Spanish basketball player

Clifford "Cliff" Luyk Diem (born June 28, 1941) is an American-born Spanish retired professional basketball player and coach, who played professionally in Spain and Europe from 1962 to 1978. He played college basketball for the University of Florida. He was drafted by the New York Knicks of the National Basketball Association (NBA), but never played a regular season game in the NBA. He signed with the Spanish professional team Real Madrid, helped Real Madrid become the dominant European basketball team of the 1960s, and is remembered for his trademark, old-school hook shot.

Luyk was named one of FIBA's 50 Greatest Players in 1991, and was chosen as one of the 50 most influential personalities to European club basketball over the previous half-century by the EuroLeague Basketball Experts Committee in 2008.

==Early years==
Luyk was born in Syracuse, New York, to a Dutch-born father and a Swiss-born mother.

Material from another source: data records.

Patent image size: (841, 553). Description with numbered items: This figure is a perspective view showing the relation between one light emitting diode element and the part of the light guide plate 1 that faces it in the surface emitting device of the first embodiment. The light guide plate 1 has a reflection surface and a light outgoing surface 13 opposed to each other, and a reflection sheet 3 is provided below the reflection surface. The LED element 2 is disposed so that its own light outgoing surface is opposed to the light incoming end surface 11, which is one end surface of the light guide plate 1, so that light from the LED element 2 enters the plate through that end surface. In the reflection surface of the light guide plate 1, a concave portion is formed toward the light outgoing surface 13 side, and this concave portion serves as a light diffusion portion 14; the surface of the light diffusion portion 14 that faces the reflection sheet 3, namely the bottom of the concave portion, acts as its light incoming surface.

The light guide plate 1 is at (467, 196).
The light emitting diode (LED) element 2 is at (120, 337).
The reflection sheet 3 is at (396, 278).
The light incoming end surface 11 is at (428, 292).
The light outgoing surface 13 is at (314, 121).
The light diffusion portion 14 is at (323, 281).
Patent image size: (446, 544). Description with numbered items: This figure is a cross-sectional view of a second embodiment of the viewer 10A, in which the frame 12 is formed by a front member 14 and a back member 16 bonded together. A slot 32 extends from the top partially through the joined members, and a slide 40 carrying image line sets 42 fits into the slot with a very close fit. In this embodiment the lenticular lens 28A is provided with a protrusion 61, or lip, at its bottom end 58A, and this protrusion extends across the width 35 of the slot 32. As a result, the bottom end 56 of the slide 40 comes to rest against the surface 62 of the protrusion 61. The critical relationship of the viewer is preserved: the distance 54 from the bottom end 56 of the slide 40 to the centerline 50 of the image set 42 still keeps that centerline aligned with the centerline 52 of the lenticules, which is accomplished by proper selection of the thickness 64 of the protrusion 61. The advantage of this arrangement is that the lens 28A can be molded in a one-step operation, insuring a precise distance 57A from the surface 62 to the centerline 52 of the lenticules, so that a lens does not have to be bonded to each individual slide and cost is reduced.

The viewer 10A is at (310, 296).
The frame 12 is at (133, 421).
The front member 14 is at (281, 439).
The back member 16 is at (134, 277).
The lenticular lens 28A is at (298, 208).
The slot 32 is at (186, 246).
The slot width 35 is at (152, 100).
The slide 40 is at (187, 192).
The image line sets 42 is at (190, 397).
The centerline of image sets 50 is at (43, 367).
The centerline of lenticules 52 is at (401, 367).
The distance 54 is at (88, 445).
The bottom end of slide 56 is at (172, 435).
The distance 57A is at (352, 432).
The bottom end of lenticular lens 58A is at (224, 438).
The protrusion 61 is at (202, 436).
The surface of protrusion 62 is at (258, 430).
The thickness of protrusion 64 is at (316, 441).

He attended Vernon-Verona-Sherrill High School in Verona, New York, where the 6-foot, eight-inch Luyk became the star center for the VVS Red Devils high school basketball team. As a senior in 1957–58, he scored 488 points in 18 games for an average of 27.1 points per game.

==College career==
Luyk enrolled in the University of Florida in Gainesville, Florida, where he played for coach John Mauer and coach Norm Sloan's Florida Gators basketball team from 1959 to 1962. In his three-year college career, he played in 66 games, scored 904 total points, and made 806 rebounds. During his 1961–62 senior season, he shot 49.3 percent from the floor, averaged 21.3 points per game, and led the Southeastern Conference (SEC) with 352 rebounds (15.3 per game). Memorably, Luyk scored 40 points against the Tennessee Volunteers and 36 points versus the Georgia Bulldogs. He was a second-team All-SEC selection in 1962.

==Professional career==
===Clubs===
Luyk joined Real Madrid in 1962, and became a naturalized Spanish citizen three years later. He retired in 1978, having won six EuroLeague titles with Madrid's legendary club (1964, 1965, 1967, 1968, 1974 and 1978, despite not playing in the 1978 final). This record makes him unique: he is the only player who has won six EuroLeague titles as a player with the same team. Luyk also won 14 Spanish League championships, 10 Spanish Cups, and two FIBA Intercontinental Cups.

===Spanish senior national team===
As a member of the Spanish national team, Luyk won a silver medal in the EuroBasket 1973 with the Spanish national team. He also played at the 1968 Summer Olympic Games, EuroBasket 1969, EuroBasket 1971, the 1972 Summer Olympics, EuroBasket 1973, the 1974 FIBA World Championship, EuroBasket 1975, and the 1975 Mediterranean Games. In the 1972 Olympics, in a game against Germany, Luyk scored 31 points and grabbed 17 rebounds.

==Coaching career==
Following his 1978 retirement as a player, Luyk became a basketball coach. From 1978 to 1981, he coached the Real Madrid junior team, and never lost a game. After that, he worked as a Real Madrid assistant coach, under head coach Lolo Sainz, for six seasons, from 1983 to 1989, and for another season under head coach George Karl, from 1989 to 1990. He returned to Real Madrid as head coach, from 1991 to 1994, and won two Spanish League championships, a FIBA Saporta Cup and a Spanish King's Cup. Coached by Luyk, Real Madrid lost to Limoges CSP in the 1993 EuroLeague Final Four. He again served as Real Madrid's head coach during the 1998–99 season, and has been a technical adviser to the club since 2009.

==Personal life==
Luyk married Paquita Torres Pérez, a former Miss Spain (1966) and Miss Europe (1967), in 1970. Luyk and Torres had three children, one of whom, Sergio Luyk, played college basketball for St. John's University's Red Storm, and later played professionally for Real Madrid and other Spanish top level teams. Sergio died at 36, after a hard fight against cancer. Their daughter, Estefanía Luyk, is a professional model.